Haig Aivazian’s work defies categorisation. Open-ended and discursive, the Beirut-based artist’s practice migrates across media and modes of enquiry with a restless agility, unfurling across ‘multiple chapters’ in which process, more than any ‘crystallised instances of objects or image’, is central. The results, when they do crystallise, are stunningly eclectic. Driven by what each ‘particular topic or story proposes’, Aivazian has produced pieces ranging from an installation of dismembered stadium floodlights to ‘performed lectures’ and films, to sculptural and musical collaborations.
Beneath the variety lies a thematic coherence that makes Aivazian’s work unmistakable, and lends it a rare heft. Central to his practice are the ideological problems of a modern world that is as fractured by the fault lines of history as it is networked by the ties of modernity. In Aivazian’s projects, this paradox reappears, through a kind of archaeological process, as series of unexpected juxtapositions and resonances. In the video piece Prometheus (2019), fire is a narrative motor linking the USA’s basketball ‘Dream Team’ at the 1992 Olympic Games to the first Iraq War, Greek myth, the history of weapons development, and colonial exploitation. The process is transformative: uncovering the undercurrent of domination in everything from the soft power of international sports to the sight of a young woman in a headscarf blowing smoke rings in her car with a machine-gun glottal click.
Identity, too, is a central, personal, issue. When I ask Aivazian about his own background, he affably describes it as an ‘unanswerable question’. Born in 1980 to an Armenian family in Beirut, he has spend much of his life on the move: attending school in Sharjah in the UAE, university in Montreal and Chicago, and working in New York, before finally returning to Beirut. While he distances himself from what he calls the ‘celebratory “citizen of the world”-type discourse’, little about him works within the deceptively clear-drawn geographical boundaries of a 21st-century atlas.
All of this makes Aivazian hyper-aware of what he refers to, following theorist Avery Gordon, as ‘ghostly matters’: pasts that are not really pasts all, but which stalk the present on the edges of vision. In How Great You Are, O Son of the Desert! (2013), it is the spectre of French colonialism that returns, in a documentary-style investigation of Zinedine Zidane’s infamous headbutt during the final of the 2006 World Cup. Likening Zidane’s ‘explosion’, in response to Marco Materazzi calling him the ‘son of a terrorist whore’, to a terrorist act on his own career, Aivazian links it to the burning cars and rioting in France’s heavily policed ‘Sensitive Urban Zones’ the previous year. Identity, overdetermined, raises its head here as the inciting incident of the riots: the grisly death of two teenage boys at an electricity substation in Paris’s Clichy-sous-Bois suburb in 2005, who were hiding from a police patrol in order not to be found without cartes d’identité.

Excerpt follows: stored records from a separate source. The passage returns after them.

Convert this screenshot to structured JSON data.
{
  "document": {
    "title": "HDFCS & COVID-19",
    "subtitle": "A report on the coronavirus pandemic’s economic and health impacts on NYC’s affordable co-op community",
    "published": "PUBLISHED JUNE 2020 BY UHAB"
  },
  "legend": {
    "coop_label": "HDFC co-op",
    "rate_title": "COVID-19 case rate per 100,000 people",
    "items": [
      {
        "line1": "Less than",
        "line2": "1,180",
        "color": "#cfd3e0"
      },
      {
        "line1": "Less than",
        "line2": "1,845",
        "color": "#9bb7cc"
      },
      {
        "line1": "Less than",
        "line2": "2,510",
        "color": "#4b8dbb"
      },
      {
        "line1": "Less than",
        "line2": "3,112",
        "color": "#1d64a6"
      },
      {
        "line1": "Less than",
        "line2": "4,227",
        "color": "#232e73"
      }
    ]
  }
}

For an artist so theoretically and historically focused, Aivazian remains above all else interested in practice – doing and making. His process often starts by ‘letting my hands do the thinking’, and has seen him enter into long exchanges of knowledge with craftspeople. In Hastayim Yaşiyorum (I am sick, but I am alive), his contribution to the Golden Lion-winning Armenian Pavilion at the 2015 Venice Biennale, questions of identity and history returned through an aural and sculptural collaboration with instrument makers, mutating the construction of the oud into a variety of beautiful, disorientating forms. The same project led to a musical collaboration with the choir of the Beyoğlu Holy Trinity Armenian Church, for Wavy Is the Sea of Bolis, O Mother at the 2015 Istanbul Biennial.

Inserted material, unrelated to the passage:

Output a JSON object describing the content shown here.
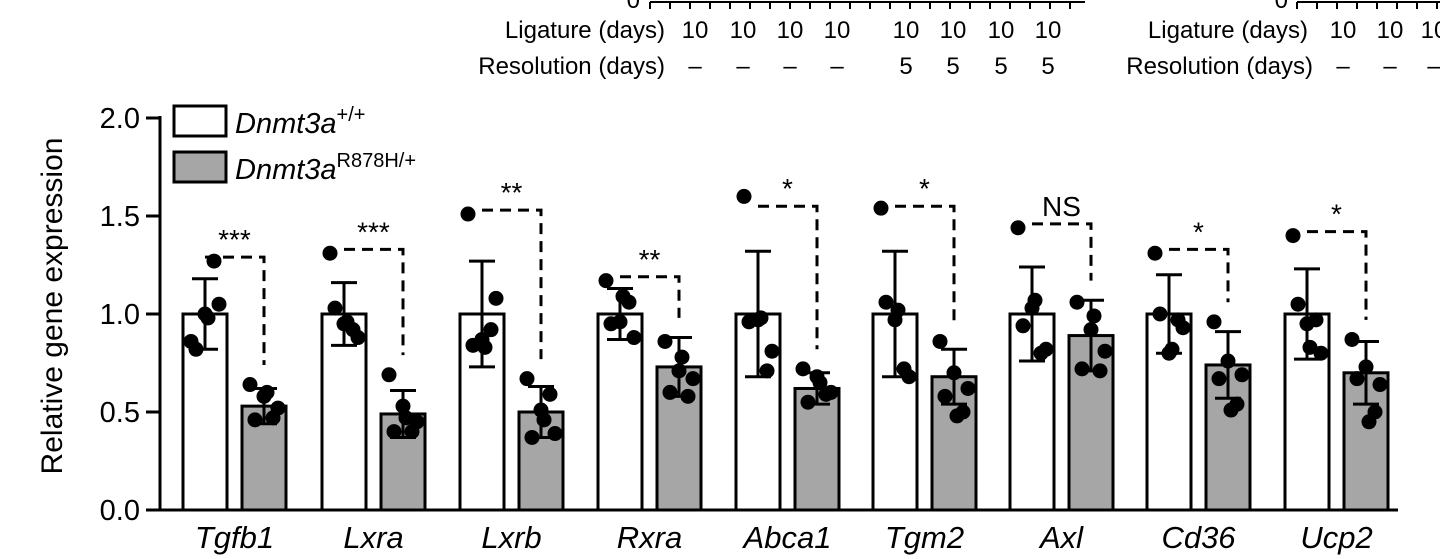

While plaudits for both the Venice and Istanbul biennials mean that Aivazian has been hailed as one of the most interesting artists working out of the Middle East today, it is the process of collaboration itself that he picks out as a career highlight – his restlessness expressing itself in a continuous desire to understand new forms of knowledge and other ways of making. With new sculptures due to be displayed as part of a show called ‘SOFT POWER’ at SFMOMA (26 October–17 February 2020), and a project with the Berlin-based artist Jumana Manna at the city’s Home Works festival in October 2019, there is no sign of the restlessness ending.